All you need is an Internet connection.Provided by the American Astronomical Society, Washington, D.C.
By | Published: May 2, 2008 | Last updated on May 18, 2023
Earth and Moon
A “4-D” live model lets you fly through the ionosphere of Earth without leaving home.
NASA /JPL / Northwestern University
May 2, 2008
At the Space Weather Workshop in Boulder, Colorado, NASA-funded researchers have released to the general public a “4-D” live model of Earth’s ionosphere. Without leaving home, anyone can fly through the dynamic layer of ionized gases that encircles Earth at the edge of space. All that’s required is a connection to the Internet. Airline flight controllers can use this tool to plan long-distance business flights over the poles, saving money and time for travelers.

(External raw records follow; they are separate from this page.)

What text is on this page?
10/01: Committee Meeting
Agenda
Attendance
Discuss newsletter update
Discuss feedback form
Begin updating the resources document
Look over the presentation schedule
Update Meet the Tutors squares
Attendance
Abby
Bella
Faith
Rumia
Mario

“This is an exciting development,” says solar physicist Lika Guhathakurta of NASA headquarters in Washington, D.C. “The ionosphere is important to pilots, ham radio operators, earth scientists and even soldiers. Using this new 4-D tool, they can monitor and study the ionosphere as if they’re actually inside it.”

The ionosphere is, in a sense, our planet’s final frontier. It is the last wisp of Earth’s atmosphere that astronauts leave behind when they enter space. The realm of the ionosphere stretches from 50 to 500 miles above Earth’s surface where the atmosphere thins to near-vacuum and exposes itself to the fury of the sun. Solar ultraviolet radiation breaks apart molecules and atoms, creating a globe-straddling haze of electrons and ions.

Ham radio operators know the ionosphere well. They can communicate over the horizon by bouncing their signals off of it. Or, they don’t communicate at all when a solar flare blasts the ionosphere with X-rays and triggers a radio blackout. The ionosphere also has a big impact on Global Positioning System (GPS) reception. Before a GPS satellite signal reaches the ground, it must first pass through ionospheric gases that bend, reflect and attenuate radio waves. Solar and geomagnetic storms that unsettle the ionosphere can cause position errors as large as 100 meters. Imagine a pilot flying on instruments, descending toward a landing strip only to discover that it’s a football field.

“Understanding the ionosphere is clearly important. That’s why NASA’s Living with a Star (LWS) program funded this work,” says Guhathakurta.
Space Environment Technologies Inc. of California received the LWS grant and partnered with Space Environment Corp. of Utah and the U.S. Air Force to develop the 4-D ionosphere.

“The best way to appreciate the 4-D ionosphere is to try it,” says W.
Kent Tobiska, president of Space Environment Technologies and chief scientist of its Space Weather Division. You can start your own space flight at terra1.spacenvironment.net/~ionops/++ES4Dintro.html.

Within minutes of downloading the files, Google Earth will appear on your computer screen, the globe wrapped in an atmosphere of vivid color. “Colors represent electron content,” Tobiska explains. “Bright red is high density. That’s where radio communications are restricted to few or no frequencies. Blue is low density. No problem there.”

Using the intuitive Google Earth interface, users can fly above, around and through these regions getting a true 3-D view of the situation. Make that 4-D. “The fourth dimension is time. This is a real-time system updated every 10 minutes.”

The 4-D model can be fun and even a little addictive, Tobiska warns. He likes to use it to pilot an imaginary plane over the Arctic. “A growing number of commercial business flights are crossing the Arctic Circle,” he says. “It’s the shortest distance between, say, Chicago and Beijing and many other major cities.”

The ionosphere is particularly important to these flights. While they are over the Arctic, planes lose contact with most geosynchronous satellites and must rely on “old-fashioned” radio communications, a link that could be severed during a radio blackout. Using the 4-D model, a flight controller could examine the ionosphere from the flyer’s point of view and use that information to anticipate problems that could cause a flight to be delayed or diverted.

The proper name of the system is CAPS, short for Communication Alert and Prediction System. Earth-orbiting satellites feed the system up-to-the-minute information on solar activity. The measurements are then converted to electron densities by physics-based computer codes.
It is important to note, Tobiska says, that CAPS reveals the ionosphere not only as it is now, but also as it will be in the near future.

Contributing partners to the development of CAPS include the Space Environment Corp. of Utah, Air Force Research Laboratory of Massachusetts, and IPS MeteoStar of Colorado.